- How has the instructor grown as an educator or community member as a result of this course and their interactions with the learners?
- What reciprocal actions have been taken to ensure that each person’s voice, culture, and beliefs have been heard to ensure each individual learns something by the end of this course that they didn’t know or understand before?
- How are two-way interactions (teacher as facilitator, teacher as learner, student as learner, student as teacher) utilized to maximize engagement and learning?
What Reciprocity Means
Reciprocity means honouring student voice and choice by creating equitable relationships.
In the video below, Joanna speaks on how she builds reciprocity in her classroom. The video is available with closed captioning. [Video] Integrating Reciprocity into Online Learning video transcript [website]
Tools to Support Reciprocity in Web-Based Teaching
An “Unconference” or EdCamp [website] is a self-building, bottom-up approach where participants in the conference gather, decide what topics are going to be discussed, then set out to explore, discuss, or teach these topics in a communal approach of sessions throughout the day. EdCamp as an unconference is an effective system for flipping traditional instruction. Traditionally, teaching and conferences are where a few people come and deliver content to a large group of people, EdCamps bring back reciprocity in learning where both the student and teacher can contribute and share their knowledge.
EdCamps [website] are meant to encourage conversation and participation between participants, who determine the topics for the day and take an active role in setting the direction of the conference.
The classroom instructor will set up an open Zoom [website] or the preferred synchronous video conferencing system conference space for all of the participants to join. The first hour or so of an EdCamp [website] allows for the attendees to meet and interact through conversation and leaving space for participants to get to know each other.
The video conference host shares a link to an empty session board such as Padlet [website] which allows for everyone to post session titles. A session title is a topic of conversation or content from the course that the participant is interested in.
After sessions have accumulated on the session board, participants should vote by signing their initials, putting a check-mark on, or another form of indication as discussed as a group, to determine the sessions for the day. Session times, and lengths should be accommodate to suit the time you have for the conference. Sessions should be between 30-60 minutes in length, as a guiding reference, to allow for focussed engagement without a tendency to stray or lose focus.

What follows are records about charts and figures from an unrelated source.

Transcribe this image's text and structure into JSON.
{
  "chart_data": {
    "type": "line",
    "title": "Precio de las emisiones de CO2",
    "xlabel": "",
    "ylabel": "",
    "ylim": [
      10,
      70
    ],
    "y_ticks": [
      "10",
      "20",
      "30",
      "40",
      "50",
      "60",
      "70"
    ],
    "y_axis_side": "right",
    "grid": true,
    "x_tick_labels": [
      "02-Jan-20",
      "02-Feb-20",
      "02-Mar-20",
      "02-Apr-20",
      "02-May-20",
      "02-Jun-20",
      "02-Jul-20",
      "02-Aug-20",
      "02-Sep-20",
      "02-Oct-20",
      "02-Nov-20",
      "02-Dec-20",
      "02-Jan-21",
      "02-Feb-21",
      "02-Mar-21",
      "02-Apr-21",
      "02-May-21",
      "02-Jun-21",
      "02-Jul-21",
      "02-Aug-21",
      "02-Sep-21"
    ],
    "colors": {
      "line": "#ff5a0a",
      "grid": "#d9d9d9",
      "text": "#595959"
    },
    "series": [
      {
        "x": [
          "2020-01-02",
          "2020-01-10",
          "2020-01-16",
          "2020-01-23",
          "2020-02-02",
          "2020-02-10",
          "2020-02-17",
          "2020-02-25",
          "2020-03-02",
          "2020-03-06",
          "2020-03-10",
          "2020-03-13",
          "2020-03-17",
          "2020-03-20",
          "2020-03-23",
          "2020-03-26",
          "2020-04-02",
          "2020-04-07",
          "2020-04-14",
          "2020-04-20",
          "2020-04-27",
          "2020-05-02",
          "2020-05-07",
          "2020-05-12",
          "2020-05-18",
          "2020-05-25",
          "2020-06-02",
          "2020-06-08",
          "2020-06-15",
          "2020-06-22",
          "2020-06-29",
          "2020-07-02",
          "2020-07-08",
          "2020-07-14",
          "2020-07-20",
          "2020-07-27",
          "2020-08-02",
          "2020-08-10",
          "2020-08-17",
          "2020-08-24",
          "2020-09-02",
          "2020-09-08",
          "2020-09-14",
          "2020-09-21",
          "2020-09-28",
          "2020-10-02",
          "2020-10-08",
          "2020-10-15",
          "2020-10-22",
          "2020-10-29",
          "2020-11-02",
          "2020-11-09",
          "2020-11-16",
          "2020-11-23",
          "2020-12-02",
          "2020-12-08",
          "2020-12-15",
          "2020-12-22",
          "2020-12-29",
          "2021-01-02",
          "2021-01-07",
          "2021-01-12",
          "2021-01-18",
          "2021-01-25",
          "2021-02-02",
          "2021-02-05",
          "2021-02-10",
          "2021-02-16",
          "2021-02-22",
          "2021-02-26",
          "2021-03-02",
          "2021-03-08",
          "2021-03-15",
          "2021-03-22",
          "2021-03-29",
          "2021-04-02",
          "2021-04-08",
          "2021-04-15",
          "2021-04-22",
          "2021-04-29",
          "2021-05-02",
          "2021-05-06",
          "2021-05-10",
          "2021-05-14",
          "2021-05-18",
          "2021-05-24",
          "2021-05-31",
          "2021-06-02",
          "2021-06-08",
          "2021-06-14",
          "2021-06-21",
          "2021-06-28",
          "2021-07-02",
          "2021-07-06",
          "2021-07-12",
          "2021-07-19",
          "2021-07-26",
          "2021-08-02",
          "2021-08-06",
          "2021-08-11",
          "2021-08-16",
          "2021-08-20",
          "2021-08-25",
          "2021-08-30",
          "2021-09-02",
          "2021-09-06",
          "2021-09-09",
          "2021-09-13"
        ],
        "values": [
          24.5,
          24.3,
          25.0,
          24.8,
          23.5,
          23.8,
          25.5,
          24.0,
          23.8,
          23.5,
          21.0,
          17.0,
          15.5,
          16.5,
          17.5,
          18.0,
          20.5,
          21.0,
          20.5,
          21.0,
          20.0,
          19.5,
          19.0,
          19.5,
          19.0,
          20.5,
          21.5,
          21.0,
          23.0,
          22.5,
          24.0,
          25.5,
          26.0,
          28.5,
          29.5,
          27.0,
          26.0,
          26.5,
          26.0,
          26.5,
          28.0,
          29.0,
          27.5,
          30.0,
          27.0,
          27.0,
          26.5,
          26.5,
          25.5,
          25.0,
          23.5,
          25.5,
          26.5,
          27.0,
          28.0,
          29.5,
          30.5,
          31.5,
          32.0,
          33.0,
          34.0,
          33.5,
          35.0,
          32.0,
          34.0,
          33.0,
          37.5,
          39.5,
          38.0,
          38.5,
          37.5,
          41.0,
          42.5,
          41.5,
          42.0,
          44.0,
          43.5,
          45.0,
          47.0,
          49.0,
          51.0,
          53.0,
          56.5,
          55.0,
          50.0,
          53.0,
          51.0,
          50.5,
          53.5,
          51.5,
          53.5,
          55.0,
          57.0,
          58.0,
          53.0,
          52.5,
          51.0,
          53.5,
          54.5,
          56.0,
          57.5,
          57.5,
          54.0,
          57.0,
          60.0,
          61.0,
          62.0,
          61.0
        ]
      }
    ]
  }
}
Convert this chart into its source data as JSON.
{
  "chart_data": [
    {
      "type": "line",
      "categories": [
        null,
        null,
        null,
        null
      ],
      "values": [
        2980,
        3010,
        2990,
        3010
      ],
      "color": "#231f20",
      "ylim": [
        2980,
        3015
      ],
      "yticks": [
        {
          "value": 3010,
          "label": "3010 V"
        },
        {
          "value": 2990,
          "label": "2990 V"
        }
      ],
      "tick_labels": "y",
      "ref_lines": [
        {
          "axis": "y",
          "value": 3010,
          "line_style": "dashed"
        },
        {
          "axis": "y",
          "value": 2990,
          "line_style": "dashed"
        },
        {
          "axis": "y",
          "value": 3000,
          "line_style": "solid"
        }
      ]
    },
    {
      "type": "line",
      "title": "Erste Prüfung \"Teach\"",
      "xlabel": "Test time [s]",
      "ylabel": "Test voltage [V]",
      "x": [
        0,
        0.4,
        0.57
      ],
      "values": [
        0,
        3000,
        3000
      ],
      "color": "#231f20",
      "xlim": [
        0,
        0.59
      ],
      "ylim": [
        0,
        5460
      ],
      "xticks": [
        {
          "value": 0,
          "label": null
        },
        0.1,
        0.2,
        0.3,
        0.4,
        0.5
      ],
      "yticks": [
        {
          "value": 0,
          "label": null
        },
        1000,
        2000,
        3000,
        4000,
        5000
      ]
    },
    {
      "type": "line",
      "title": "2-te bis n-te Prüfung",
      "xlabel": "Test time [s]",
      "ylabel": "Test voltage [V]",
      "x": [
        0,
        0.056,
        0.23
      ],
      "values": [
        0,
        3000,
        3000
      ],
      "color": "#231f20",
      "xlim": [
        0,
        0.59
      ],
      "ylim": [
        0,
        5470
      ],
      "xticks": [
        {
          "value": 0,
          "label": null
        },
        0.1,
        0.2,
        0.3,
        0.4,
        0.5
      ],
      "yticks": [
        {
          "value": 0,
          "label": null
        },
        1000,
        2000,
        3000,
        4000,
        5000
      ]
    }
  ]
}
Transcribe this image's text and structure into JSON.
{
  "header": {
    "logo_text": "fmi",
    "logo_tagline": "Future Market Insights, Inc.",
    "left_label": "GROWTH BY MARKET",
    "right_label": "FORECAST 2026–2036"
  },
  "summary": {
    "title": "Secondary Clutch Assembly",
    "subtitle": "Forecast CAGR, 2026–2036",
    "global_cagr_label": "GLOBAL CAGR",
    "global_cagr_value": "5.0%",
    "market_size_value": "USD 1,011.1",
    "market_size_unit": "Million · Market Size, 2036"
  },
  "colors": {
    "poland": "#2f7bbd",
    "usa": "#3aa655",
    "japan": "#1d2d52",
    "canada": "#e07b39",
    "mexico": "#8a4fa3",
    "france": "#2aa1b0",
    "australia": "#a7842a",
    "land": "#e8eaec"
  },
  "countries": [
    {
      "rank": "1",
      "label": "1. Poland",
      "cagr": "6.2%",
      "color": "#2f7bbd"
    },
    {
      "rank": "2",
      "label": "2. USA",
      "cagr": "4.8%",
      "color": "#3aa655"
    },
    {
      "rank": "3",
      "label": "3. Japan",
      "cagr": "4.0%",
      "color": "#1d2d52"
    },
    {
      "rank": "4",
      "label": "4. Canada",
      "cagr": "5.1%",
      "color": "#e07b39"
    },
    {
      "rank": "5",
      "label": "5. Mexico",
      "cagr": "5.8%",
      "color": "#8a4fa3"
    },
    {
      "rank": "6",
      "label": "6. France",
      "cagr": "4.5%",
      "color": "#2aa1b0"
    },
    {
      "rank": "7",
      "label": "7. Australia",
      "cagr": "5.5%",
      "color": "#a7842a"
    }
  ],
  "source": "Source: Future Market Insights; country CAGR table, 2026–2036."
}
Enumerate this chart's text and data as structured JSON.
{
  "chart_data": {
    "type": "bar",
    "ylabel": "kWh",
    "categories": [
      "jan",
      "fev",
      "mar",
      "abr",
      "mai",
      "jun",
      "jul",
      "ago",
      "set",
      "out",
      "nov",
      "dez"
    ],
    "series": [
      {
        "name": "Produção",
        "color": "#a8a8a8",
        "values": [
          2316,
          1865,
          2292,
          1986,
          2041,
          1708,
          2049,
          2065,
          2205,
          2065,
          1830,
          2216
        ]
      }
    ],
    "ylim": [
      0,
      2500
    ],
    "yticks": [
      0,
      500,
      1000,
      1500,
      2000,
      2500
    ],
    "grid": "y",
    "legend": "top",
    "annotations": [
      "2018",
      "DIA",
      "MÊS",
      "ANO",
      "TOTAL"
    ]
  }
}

The conference organizer will create breakout rooms based on the sessions determined from the morning brainstorm, and allow participants to flow between each session during its duration. A determined note-taker should be present at each session to keep track of the ideas and information that unfold. There is no lead presenter in the sessions, and each participant is free to share their ideas about the topic in each room. Depending on the grade level of your classroom, scaffolding on behaviour before the conference may be beneficial.
After the sessions are completed, students should summarize and reflect on their learning from the sessions they attended in the format they desire. Programs like Padlet [website], Google Slides [website], Survey Monkey [website] and StoryBird [website] are great programs for multimedia reflections and demonstration of learning.
The EdCamp Community [website] is a great resource for supporting educators who want to participate in EdCamps with their classes, or attend an EdCamp themselves.
Shelly Moore [website] is an education consultant based in Vancouver, BC, who provides interactive presentations on the theory and practices of inclusion, special education, and curriculum. We have included two videos created by Shelly Moore highlighting the importance of inclusion and practices to empower and celebrate the diverse learners in your classroom. Shelly Moore’s website, BlogSomeMoore – Teaching and Empowering ALL Students [website] is a great hub for resources, media, and contact information for embracing and practicing inclusion in your classroom.
Shelly Moore: Transforming Inclusive Education
Shelly Moore: Inclusion 2.0
Freedom of Information and Protection of Privacy Act (FIPPA)
Please visit the FIPPA chapter in our appendix section of our book [website] for information regarding the Freedom of Information and Protection of Privacy Act [website] when using cloud-based software, such as the programs listed below.
Socrative [website] is an interactive web-based student response tool appropriate for K12 learners, and post-secondary educators. This online assessment platform can be used for formative and summative assessment in the form of polls and quizzes allowing multi-modal responses from students. Formative assessment describes the assessment of learning during the course, such as pop-quizzes, in class reflections, and classroom discussions. Summative assessment is the evaluation of a student’s learning at the end of a course or unit, such as a unit quiz or final exam. Educators can create a series of poll questions to support a discussion in real time, or assign quizzes, classroom polls or mini-competitions to assess student learning in real time. A unique, engaging feature of Socrative is their SpaceRace game, the classroom quiz game to engage students either independently or part of a team with the lesson content.